I have even started to wonder whether there is anything in the companion planting idea, that some plants, like humans, do better with compatible neighbors, because this year I flanked the fava beans with garlic and, another first, now they are crowded with flowers, sturdy and lush, with no sign of the usual black aphids. I did this for convenience rather than garden lore because they will be harvested at the same time, in May or June, to be replaced by a hot weather vegetable. 
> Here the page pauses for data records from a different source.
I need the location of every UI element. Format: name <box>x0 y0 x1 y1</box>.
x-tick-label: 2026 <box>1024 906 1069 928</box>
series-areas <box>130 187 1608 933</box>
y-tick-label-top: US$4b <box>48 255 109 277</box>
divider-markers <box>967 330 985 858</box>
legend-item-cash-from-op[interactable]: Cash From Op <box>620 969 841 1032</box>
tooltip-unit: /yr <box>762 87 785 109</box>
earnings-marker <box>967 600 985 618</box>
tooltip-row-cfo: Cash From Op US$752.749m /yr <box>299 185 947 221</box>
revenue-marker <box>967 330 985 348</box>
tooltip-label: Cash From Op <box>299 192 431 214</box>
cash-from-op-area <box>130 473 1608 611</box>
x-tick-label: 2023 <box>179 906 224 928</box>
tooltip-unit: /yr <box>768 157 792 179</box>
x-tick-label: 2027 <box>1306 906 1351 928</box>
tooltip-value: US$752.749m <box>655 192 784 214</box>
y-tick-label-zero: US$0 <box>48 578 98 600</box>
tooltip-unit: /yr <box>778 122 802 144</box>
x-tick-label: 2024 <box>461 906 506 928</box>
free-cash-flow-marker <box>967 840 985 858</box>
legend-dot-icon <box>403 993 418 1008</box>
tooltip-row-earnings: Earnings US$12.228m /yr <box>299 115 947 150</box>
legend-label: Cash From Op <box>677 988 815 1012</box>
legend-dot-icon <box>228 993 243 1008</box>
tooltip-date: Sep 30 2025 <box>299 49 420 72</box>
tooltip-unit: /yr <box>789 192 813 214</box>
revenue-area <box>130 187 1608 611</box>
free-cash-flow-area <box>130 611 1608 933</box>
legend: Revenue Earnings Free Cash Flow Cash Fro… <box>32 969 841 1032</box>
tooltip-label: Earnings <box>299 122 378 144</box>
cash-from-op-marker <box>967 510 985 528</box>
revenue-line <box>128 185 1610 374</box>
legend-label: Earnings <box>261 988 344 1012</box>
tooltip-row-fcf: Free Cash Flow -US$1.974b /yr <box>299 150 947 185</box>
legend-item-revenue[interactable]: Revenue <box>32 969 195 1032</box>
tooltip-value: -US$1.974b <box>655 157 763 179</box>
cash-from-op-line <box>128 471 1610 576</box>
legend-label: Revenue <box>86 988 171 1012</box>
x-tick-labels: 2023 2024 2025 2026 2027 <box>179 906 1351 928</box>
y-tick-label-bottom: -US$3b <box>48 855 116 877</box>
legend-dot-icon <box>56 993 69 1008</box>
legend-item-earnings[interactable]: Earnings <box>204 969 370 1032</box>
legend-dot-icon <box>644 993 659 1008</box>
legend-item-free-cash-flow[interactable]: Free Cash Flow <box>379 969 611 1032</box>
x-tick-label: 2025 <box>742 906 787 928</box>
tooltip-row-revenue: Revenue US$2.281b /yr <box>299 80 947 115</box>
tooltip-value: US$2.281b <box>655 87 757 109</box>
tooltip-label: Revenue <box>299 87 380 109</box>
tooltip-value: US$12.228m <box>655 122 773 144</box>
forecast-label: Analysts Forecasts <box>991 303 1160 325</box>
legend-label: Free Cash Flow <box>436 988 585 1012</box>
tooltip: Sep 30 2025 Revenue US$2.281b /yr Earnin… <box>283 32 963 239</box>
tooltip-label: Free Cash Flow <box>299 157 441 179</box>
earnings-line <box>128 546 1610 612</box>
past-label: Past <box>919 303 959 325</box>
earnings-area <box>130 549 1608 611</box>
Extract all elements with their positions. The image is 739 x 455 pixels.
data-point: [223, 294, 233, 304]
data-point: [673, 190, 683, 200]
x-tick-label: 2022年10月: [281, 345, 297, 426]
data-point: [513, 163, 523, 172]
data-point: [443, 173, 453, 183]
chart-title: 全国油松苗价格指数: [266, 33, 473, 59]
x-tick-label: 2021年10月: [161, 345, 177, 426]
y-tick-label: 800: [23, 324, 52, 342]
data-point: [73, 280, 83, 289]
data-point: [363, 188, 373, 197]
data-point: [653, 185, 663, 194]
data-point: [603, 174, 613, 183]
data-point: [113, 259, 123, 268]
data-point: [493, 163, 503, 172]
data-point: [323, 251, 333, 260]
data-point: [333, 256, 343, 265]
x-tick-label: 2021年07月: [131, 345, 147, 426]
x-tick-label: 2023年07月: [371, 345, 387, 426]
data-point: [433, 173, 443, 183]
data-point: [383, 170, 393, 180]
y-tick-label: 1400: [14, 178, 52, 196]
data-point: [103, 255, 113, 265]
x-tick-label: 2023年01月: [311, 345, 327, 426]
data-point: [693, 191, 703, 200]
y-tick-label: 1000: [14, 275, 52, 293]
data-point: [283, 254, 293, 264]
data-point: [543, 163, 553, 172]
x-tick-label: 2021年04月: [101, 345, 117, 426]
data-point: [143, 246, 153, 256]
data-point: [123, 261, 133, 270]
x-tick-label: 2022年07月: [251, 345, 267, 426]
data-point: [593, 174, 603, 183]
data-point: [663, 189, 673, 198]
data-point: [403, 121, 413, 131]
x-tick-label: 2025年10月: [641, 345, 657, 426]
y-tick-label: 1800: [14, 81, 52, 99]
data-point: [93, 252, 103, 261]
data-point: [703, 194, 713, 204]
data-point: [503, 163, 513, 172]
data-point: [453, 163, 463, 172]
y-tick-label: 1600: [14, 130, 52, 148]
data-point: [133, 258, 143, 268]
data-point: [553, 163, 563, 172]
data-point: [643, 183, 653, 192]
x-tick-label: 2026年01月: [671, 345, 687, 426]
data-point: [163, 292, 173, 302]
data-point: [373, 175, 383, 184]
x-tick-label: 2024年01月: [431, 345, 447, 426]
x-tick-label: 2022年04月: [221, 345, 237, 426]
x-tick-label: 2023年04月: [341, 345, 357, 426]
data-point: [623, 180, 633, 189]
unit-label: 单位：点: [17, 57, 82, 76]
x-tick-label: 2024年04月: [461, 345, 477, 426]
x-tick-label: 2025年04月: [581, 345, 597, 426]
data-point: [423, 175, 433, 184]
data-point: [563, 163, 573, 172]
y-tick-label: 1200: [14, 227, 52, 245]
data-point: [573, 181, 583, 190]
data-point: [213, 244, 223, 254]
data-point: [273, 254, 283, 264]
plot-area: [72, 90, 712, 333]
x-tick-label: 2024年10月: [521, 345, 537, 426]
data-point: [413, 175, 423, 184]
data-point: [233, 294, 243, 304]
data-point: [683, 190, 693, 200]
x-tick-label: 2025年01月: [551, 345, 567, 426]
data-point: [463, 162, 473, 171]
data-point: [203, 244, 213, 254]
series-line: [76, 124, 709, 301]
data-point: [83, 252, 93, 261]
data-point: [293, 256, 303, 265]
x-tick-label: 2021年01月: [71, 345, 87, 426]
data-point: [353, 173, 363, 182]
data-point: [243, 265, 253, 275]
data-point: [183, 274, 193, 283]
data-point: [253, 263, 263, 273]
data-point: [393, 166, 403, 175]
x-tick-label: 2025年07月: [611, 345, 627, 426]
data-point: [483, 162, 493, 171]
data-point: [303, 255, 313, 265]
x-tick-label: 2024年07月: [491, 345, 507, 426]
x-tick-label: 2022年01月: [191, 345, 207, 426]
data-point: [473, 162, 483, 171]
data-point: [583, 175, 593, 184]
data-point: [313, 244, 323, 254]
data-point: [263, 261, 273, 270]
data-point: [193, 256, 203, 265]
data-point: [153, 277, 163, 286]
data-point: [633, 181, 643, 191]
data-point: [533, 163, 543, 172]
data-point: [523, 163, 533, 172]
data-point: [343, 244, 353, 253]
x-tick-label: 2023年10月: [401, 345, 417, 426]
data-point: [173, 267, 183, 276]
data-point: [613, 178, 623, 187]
In terms of measurement the overall plot has shrunk from its original size, thanks to the paths, and the raised beds’ growing area because of their sloping sides is narrower than four feet, so I had to plant the favas more closely than usual. Perhaps they are now close enough to benefit from each other’s nitrogen supply, visible as little pearls on their roots. I grow favas in tomato hoops for support. They will need something higher soon, encircled with string tied to rebars or bamboo, to keep them from being blown over by the wind, because they are unusually tall as well as bushy this year. 

The rest of the garden is a wilderness. Although this makes a pleasing contrast to the vegetables, it does give me a quiver of apprehension about their orderliness. Authors Eric Abrahamson and David H. Freedman state categorically in their book A Perfect Mess that it is more productive to be messy than neat. Still, if one waits long enough in a vegetable garden, something is sure to go wrong. 

Meanwhile, do try bananas sliced into a Thai stir-fry. Try a microwaved banana, its skin pierced with a sharp knife and zapped for two minutes, by which time it will be oozing sweetly perfumed flesh. Saute a sliced plantain, sprinkled with brown sugar and watch it change color, to a glorious orange. Ripen it first beyond a green hand, beyond even yellow. Its skin must be entirely black. A week spent wrapped in a few pages of the Daily Planet should do the trick. 

 

Photograph by Michael O’Malley 

The author at work in her South Berkeley garden.